When we traveled to Paris in October of 2003 I took along the book A Place in the World Called Paris, edited by Steven Barclay and Illustrated by Miles Hyman, Chronicle Books, 1994. The book is a treasure trove of literary references to Paris and served as a lens for how I saw the city that trip. As I organized my photographs, the words I had read replayed in my mind, and I used the quotations to illustrate our scrapbook. I now share some of my inspirations here!

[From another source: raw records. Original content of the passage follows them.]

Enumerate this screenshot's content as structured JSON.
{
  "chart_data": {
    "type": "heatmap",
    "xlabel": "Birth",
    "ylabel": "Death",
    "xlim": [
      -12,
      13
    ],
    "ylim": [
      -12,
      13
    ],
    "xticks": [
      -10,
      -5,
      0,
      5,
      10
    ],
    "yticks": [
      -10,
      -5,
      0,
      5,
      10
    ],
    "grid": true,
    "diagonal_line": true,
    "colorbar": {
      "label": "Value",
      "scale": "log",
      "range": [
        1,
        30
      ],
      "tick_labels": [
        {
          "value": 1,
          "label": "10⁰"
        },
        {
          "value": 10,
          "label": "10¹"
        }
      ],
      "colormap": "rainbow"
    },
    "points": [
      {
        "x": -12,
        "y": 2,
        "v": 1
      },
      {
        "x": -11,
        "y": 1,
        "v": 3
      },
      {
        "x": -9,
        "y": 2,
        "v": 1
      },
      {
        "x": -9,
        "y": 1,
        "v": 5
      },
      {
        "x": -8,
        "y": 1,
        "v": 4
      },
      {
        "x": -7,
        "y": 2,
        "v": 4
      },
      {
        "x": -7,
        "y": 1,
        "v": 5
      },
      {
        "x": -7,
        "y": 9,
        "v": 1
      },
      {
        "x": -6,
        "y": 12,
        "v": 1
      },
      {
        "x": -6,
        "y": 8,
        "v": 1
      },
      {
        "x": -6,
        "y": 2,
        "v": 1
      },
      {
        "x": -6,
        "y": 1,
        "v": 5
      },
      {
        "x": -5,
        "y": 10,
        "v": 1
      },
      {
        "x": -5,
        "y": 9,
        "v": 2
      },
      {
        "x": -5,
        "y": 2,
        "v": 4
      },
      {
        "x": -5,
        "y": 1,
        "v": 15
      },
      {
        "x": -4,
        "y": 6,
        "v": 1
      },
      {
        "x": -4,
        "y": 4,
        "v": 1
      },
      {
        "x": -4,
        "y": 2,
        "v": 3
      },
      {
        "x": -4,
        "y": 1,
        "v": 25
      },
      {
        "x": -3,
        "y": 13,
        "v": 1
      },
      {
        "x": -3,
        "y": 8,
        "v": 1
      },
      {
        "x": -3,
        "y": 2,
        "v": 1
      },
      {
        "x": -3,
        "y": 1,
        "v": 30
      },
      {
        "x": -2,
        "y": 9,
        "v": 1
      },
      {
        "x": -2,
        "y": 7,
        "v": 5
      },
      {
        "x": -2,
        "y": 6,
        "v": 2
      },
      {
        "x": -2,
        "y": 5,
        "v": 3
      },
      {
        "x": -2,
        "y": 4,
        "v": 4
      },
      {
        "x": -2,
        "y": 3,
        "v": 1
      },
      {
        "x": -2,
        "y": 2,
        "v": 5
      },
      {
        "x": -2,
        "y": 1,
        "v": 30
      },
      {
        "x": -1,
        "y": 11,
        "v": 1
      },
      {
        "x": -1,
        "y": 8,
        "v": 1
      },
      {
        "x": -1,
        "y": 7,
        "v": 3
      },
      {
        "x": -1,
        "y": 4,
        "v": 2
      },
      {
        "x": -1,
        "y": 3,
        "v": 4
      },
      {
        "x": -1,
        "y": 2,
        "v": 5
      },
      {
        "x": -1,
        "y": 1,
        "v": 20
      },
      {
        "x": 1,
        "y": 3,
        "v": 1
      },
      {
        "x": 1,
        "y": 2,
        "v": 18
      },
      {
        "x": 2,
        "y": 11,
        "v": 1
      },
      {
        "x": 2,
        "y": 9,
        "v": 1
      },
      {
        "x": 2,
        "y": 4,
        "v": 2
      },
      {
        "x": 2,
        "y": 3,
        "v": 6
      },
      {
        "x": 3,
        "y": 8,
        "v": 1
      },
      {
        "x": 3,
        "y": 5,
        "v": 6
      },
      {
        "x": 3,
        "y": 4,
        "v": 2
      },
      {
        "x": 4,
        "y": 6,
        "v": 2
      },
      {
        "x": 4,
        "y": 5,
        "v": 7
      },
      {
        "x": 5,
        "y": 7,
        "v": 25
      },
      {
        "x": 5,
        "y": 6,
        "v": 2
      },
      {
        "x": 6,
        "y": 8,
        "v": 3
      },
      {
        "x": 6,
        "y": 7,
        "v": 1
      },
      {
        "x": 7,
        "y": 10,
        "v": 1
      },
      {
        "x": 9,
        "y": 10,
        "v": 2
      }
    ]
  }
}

Rooftops and Dream Clouds of Paris
“Things felt oddly bigger to me in Paris. The sky was more present than in New York, its whims more fragile. I found myself drawn to it, and for the first day or two I watched it constantly-sitting in my hotel room and studying the clouds, waiting for something to happen. These were northern clouds, the dream clouds that are always changing, massing up into huge gray mountains, discharging brief showers, dissipating, gathering again, rolling across the sun, refracting the light that always seems different.

Ordinary and Iconic Paris
The Paris sky has its own laws, and they function independently of the city below. If the buildings appear solid, anchored in the earth, indestructible, the sky is vast and amorphous, subject to constant turmoil. For the first week, I felt as though I had been turned upside-down.

Under a momentary October blue sky, the Hotel de Ville is illuminated.
This was an old world city, and it had nothing to do with New York- with its slow skies and chaotic streets, its bland clouds and aggressive buildings.

The beauty of an urban park as seen from Notre Dame.
I had been displaced, and it made me suddenly unsure of myself. I felt my grip loosening, and at least once an hour I had to remind myself why I was there.” from The Locked Room, by Paul Auster, 1986

The everchanging light of the sky in Paris, as seen from Notre Dame

The sunlight illuminated the Seine, if only for a moment!